Welches Mineralwasser in die Limo?

Wasser ist mengenmäßig die Hauptzutat in Limonade. Ist es mit Kohlensäure versetztes Trinkwasser, erfüllt es bereits wichtige Qualitätsnormen. Viele Bio-Limos bauen auf hochwertiges Mineralwasser, das zum Teil für geschmackliche Optimierung zuvor noch entmineralisiert wird. Andere loben extra hohe Reinheits- und Naturschutzstandards aus, erkennbar an dem Hinweis Bio-Mineralwasser.

Chinin: Nichts für Kinder und Schwangere

Für Schwangere und Kinder gilt die Empfehlung, auf den Bitterstoff Chinin oder auch Wermut vorsichtshalber zu verzichten.
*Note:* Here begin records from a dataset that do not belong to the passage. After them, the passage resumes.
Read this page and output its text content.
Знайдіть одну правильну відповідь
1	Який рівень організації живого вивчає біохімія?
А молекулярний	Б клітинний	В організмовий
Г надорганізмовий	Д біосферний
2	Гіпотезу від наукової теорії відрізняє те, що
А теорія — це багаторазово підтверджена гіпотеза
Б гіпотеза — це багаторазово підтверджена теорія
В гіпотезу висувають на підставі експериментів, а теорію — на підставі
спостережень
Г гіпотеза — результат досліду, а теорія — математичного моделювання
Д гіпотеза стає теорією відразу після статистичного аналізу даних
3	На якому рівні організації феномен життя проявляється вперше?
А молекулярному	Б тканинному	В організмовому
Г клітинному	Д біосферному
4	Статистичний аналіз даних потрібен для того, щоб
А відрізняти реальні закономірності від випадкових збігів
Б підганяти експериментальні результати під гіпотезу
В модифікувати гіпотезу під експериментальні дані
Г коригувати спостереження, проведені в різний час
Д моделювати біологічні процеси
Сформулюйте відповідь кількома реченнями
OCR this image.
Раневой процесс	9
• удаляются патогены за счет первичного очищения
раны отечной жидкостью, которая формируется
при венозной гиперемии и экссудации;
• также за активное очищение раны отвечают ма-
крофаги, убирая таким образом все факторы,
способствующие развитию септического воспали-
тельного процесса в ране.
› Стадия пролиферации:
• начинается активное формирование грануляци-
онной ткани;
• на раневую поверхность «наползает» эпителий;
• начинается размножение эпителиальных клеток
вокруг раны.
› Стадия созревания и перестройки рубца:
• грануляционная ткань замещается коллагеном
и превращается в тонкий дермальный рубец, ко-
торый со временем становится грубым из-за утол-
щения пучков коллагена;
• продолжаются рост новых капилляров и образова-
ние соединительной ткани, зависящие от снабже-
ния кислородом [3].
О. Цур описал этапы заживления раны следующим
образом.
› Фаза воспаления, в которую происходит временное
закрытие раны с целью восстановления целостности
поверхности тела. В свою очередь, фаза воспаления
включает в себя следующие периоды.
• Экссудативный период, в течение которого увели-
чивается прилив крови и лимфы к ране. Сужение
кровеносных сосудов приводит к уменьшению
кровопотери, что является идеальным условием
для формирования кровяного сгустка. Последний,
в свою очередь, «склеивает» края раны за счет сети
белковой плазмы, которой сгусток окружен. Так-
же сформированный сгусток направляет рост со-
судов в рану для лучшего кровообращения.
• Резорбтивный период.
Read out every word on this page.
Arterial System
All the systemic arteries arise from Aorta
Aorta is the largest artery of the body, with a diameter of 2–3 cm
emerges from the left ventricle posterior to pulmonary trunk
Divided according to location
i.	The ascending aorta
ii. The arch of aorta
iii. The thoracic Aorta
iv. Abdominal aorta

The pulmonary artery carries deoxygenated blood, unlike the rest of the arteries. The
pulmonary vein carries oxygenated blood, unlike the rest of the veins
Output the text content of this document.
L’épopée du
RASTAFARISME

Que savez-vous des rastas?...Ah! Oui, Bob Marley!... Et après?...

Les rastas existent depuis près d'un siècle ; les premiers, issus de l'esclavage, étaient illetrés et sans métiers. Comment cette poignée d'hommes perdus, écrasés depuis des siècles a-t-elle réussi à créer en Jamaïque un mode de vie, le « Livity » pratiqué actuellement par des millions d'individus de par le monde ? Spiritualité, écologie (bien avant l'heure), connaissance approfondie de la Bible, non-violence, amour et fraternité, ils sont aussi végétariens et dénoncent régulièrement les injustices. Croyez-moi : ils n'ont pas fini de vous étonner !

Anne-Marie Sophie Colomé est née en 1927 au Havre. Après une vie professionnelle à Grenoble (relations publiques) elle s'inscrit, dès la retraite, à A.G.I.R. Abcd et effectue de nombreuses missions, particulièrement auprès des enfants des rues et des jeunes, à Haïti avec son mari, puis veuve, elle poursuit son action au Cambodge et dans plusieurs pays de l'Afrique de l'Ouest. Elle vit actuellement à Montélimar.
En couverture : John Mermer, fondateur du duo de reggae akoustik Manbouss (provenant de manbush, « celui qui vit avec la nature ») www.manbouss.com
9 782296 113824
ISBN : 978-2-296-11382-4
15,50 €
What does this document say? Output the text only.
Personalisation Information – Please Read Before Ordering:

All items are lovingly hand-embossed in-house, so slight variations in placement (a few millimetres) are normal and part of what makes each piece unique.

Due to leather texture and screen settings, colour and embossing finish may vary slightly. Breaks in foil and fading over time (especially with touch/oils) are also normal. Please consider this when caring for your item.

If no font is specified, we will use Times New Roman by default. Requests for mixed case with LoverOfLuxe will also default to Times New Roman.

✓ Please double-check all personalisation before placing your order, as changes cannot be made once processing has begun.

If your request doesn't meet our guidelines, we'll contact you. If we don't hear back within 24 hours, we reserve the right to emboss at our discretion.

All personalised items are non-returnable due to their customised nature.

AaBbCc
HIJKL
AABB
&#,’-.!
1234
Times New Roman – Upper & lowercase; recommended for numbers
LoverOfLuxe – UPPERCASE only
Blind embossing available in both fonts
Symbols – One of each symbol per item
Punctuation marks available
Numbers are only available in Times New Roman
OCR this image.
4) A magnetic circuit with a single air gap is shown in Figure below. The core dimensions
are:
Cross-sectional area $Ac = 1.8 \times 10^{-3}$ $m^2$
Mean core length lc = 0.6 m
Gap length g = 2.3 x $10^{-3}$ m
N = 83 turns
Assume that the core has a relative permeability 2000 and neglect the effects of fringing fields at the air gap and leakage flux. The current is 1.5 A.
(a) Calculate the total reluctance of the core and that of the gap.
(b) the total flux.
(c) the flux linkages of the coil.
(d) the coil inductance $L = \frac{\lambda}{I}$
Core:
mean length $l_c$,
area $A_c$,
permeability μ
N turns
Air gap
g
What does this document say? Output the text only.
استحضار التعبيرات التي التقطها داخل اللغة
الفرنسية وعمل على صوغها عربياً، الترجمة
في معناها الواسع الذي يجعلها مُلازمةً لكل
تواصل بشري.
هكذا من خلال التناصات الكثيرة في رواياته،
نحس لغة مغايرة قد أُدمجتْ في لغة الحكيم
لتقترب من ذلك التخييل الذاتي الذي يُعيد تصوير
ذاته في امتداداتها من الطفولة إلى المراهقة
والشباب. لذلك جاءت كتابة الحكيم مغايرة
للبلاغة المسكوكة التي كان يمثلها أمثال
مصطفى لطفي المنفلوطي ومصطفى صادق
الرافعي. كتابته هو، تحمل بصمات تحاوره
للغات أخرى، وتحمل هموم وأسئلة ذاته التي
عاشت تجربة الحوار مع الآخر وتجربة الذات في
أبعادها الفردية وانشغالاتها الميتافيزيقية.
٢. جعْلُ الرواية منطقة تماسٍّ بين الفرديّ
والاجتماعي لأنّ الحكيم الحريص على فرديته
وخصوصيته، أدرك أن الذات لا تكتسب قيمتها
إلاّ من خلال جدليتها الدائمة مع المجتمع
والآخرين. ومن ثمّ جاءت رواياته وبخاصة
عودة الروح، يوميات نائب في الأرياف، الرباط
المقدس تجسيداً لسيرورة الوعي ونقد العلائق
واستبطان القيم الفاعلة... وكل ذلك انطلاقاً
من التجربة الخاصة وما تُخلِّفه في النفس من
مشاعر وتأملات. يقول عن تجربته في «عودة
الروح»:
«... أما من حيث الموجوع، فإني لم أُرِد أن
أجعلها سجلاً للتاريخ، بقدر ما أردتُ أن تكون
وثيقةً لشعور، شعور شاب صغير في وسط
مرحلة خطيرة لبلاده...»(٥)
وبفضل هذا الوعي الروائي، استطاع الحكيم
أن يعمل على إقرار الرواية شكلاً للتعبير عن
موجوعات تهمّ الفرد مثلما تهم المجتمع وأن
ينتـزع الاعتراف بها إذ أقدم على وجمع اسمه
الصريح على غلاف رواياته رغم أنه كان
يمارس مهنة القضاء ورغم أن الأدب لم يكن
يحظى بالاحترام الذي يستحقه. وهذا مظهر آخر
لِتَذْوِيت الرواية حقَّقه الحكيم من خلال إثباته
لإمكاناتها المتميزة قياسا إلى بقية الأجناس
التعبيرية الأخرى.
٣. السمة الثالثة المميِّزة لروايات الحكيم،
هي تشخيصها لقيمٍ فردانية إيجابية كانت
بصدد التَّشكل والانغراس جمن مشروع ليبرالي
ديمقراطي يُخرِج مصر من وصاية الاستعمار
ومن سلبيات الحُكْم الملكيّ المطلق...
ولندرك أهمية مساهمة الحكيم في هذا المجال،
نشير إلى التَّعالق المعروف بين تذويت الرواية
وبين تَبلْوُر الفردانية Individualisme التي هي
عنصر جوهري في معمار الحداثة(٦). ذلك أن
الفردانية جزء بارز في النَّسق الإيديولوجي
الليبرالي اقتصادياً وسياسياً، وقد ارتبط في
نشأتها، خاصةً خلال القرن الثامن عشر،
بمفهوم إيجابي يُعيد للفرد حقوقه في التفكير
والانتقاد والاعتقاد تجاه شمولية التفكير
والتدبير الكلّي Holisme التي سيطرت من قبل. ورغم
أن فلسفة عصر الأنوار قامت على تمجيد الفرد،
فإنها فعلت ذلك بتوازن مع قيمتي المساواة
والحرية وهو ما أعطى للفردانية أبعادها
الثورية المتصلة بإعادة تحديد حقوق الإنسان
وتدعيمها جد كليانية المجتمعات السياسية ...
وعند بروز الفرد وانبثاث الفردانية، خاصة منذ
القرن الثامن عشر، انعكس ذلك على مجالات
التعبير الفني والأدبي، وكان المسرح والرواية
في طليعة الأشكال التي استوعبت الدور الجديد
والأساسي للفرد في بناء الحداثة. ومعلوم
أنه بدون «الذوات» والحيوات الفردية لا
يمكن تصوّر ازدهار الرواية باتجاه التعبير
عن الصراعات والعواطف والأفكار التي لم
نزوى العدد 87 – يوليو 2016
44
Für sie stehen im Bio-Laden jede Menge Frucht-Limos von Ananas oder Blutorange bis Rhabarber oder Pflaume.

Sanftes Schütteln erwünscht

In vielen konventionellen Limonaden werden Stabilisatoren und sogenannte Weighting-Agents (z.B. Glycerinester aus Wurzelharz, E 445) verwendet, damit sich Fruchtzusätze und Aromen gut und nahezu unsichtbar im Getränk verteilen. Anders bei vielen Bio-Limos. Der Bodensatz, der sich bei ihnen bildet, ist Ausdruck besonders hoher Qualität: viel Frucht, keine Stabilisatoren. Tipp: Vor dem Genießen der Limo kurz und sanft aufschütteln.